Les stablecoins pourraient éventuellement apporter une réponse à ces limites. Indexées sur des devises classiques comme le dollar ou l’euro, elles offrent une stabilité appréciée pour les transactions courantes. Mais en s’appuyant sur des structures centralisées, elles rompent de fait avec l’idéal de liberté financière prôné par les cryptomonnaies. Les monnaies sous contrôle d’entreprises privées ou d’institutions exposent leurs utilisateurs à une nouvelle forme de dépendance. Peut-on réellement parler d’indépendance quand cet accès reste soumis aux décisions de ces acteurs ?

Entre innovation, lutte contre la surveillance et inclusivité : quelles solutions ?

Le cash ne disparaîtra pas du jour au lendemain. Dans des pays comme l’Allemagne ou le Japon, il reste même un symbole fort de liberté individuelle. Mais pour réussir une transition juste, il faudra trouver un équilibre.

Certaines solutions hybrides émergent déjà : cartes prépayées anonymes, monnaies locales numériques, ou encore VPN, qui protègent la confidentialité des transactions en ligne, notamment lorsqu’ils sont combinés à des cryptomonnaies pour un anonymat renforcé, et qu'ils acceptent eux-mêmes les souscriptions en cash, à l'image de Proton VPN ou de Mullvad. Mais ces innovations, aussi prometteuses soient-elles, ne suffisent pas toujours à répondre aux défis sociaux posés par la dématérialisation des paiements.

Car tout le monde n’est pas armé pour cette révolution numérique. Les personnes âgées, les populations en situation de précarité et celles vivant en zones rurales risquent d’être laissées pour compte. Dans ces conditions, éliminer le cash sans prévoir d’alternatives inclusives risquerait d'aggraver les inégalités et accentuer les fractures économiques.
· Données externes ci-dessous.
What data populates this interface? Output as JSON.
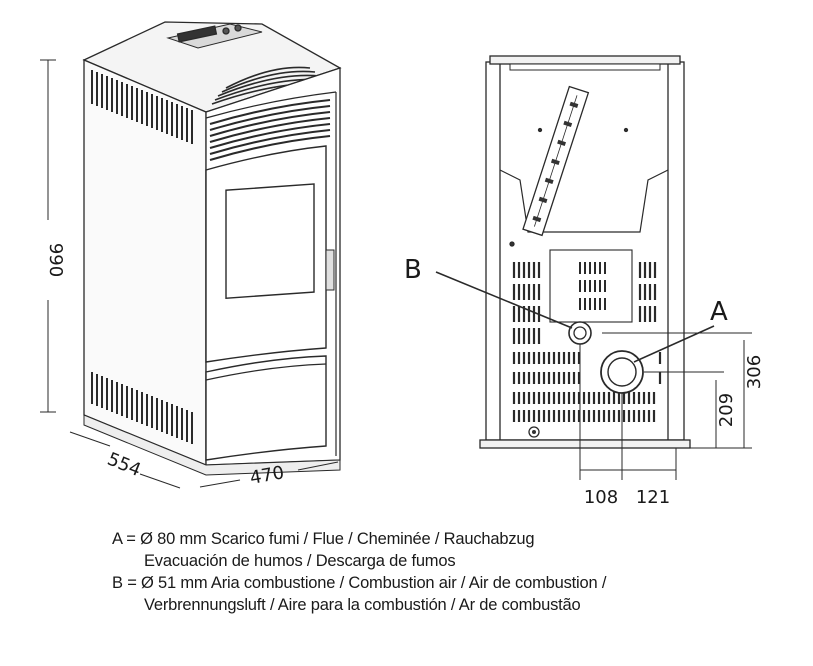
{
  "dimensions": {
    "height": "990",
    "depth": "554",
    "width": "470",
    "offset_b_horizontal": "108",
    "offset_a_horizontal": "121",
    "height_a": "209",
    "height_b": "306"
  },
  "labels": {
    "a": "A",
    "b": "B"
  },
  "legend": {
    "line1": "A = Ø 80 mm  Scarico fumi / Flue / Cheminée / Rauchabzug",
    "line2": "Evacuación de humos / Descarga de fumos",
    "line3": "B = Ø 51 mm  Aria combustione / Combustion air / Air de combustion /",
    "line4": "Verbrennungsluft / Aire para la combustión / Ar de combustão"
  }
}
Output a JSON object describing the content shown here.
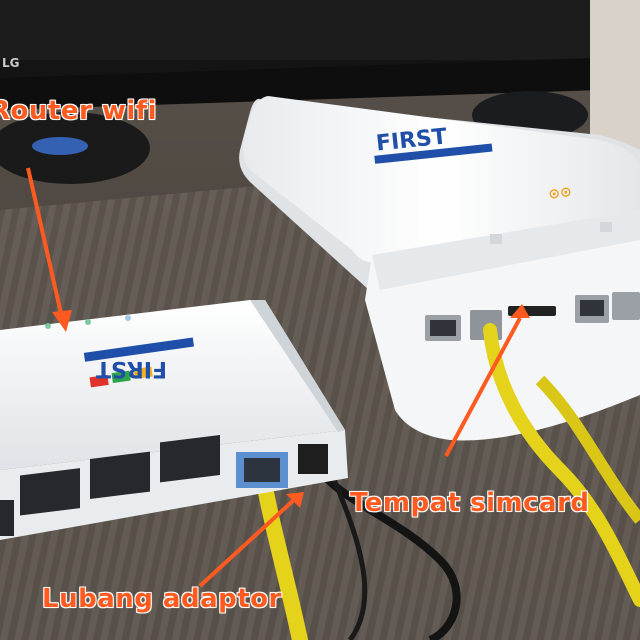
{
  "labels": {
    "router": "Router wifi",
    "simcard": "Tempat simcard",
    "adaptor": "Lubang adaptor"
  },
  "brands": {
    "tv": "LG",
    "modem": "FIRST",
    "router": "FIRST"
  },
  "colors": {
    "annotation": "#ff5a1f",
    "cable": "#e5d21a",
    "device": "#f2f4f6",
    "brand_blue": "#1f4fa8",
    "brand_red": "#e0312a"
  }
}
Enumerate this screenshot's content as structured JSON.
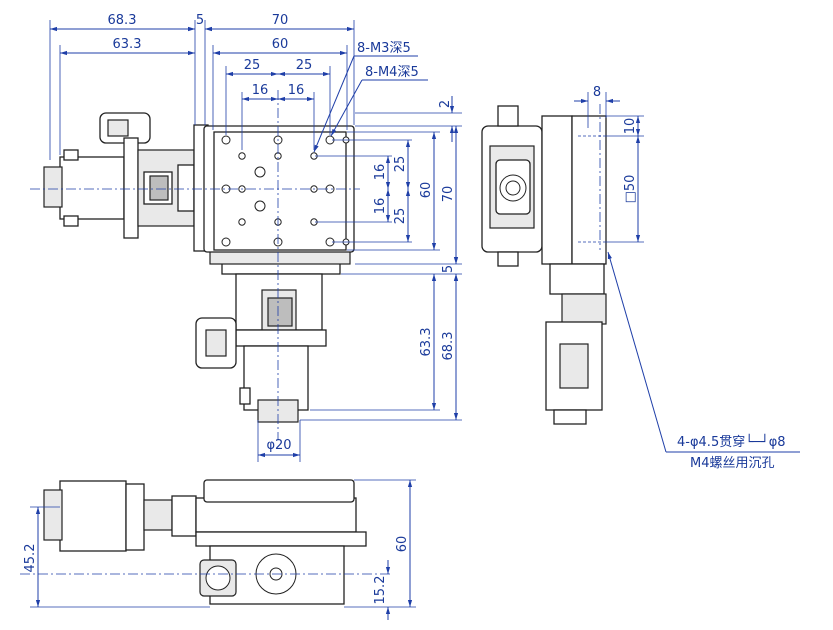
{
  "top_view": {
    "dims": {
      "d68_3": "68.3",
      "d5": "5",
      "d70": "70",
      "d63_3": "63.3",
      "d60": "60",
      "d25a": "25",
      "d25b": "25",
      "d16a": "16",
      "d16b": "16",
      "m3": "8-M3深5",
      "m4": "8-M4深5",
      "r2": "2",
      "r16a": "16",
      "r16b": "16",
      "r25a": "25",
      "r25b": "25",
      "r60": "60",
      "r70": "70",
      "r5": "5",
      "r63_3": "63.3",
      "r68_3": "68.3",
      "phi20": "φ20"
    }
  },
  "side_view": {
    "dims": {
      "d8": "8",
      "d10": "10",
      "sq50": "□50"
    }
  },
  "front_view": {
    "dims": {
      "d45_2": "45.2",
      "d60": "60",
      "d15_2": "15.2"
    }
  },
  "callout": {
    "line1": "4-φ4.5贯穿└─┘φ8",
    "line2": "M4螺丝用沉孔"
  }
}
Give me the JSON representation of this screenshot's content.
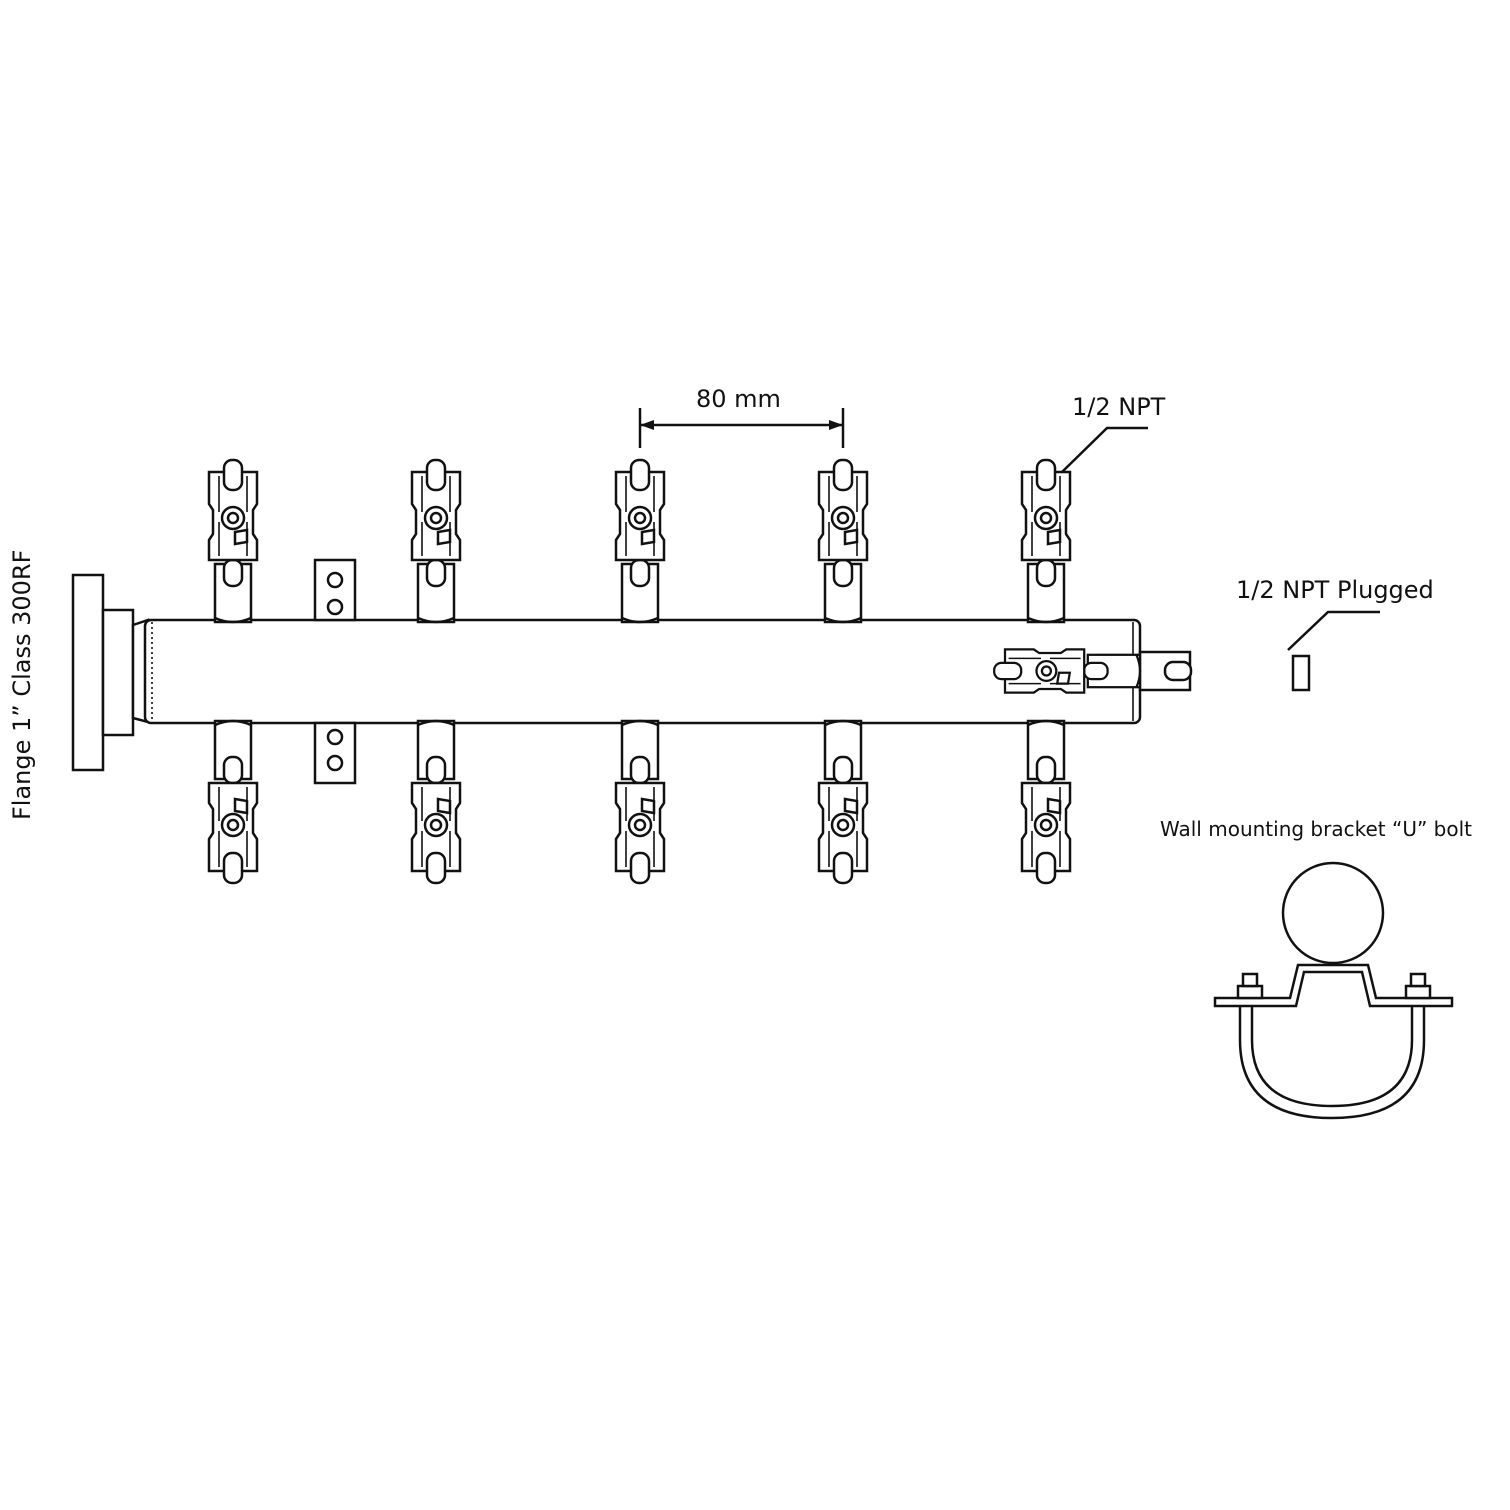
{
  "labels": {
    "flange": "Flange 1” Class 300RF",
    "spacing": "80 mm",
    "port": "1/2 NPT",
    "plugged": "1/2 NPT Plugged",
    "bracket": "Wall mounting bracket “U” bolt"
  },
  "manifold": {
    "valves_per_side": 5,
    "sides": [
      "top",
      "bottom"
    ],
    "end_valve": "plugged"
  },
  "colors": {
    "line": "#111111",
    "background": "#ffffff"
  }
}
In fine, la fin du cash n’est pas qu’un enjeu technologique : elle touche à la vie privée, à la liberté et à l'équité. Si l’innovation ouvre de nouvelles perspectives, elle ne doit pas masquer les risques de surveillance généralisée ou d’exclusion. Oscillant entre fascination pour le progrès et vigilance face aux dérives, le débat mériterait d’être mené collectivement, car il touche directement à nos libertés fondamentales.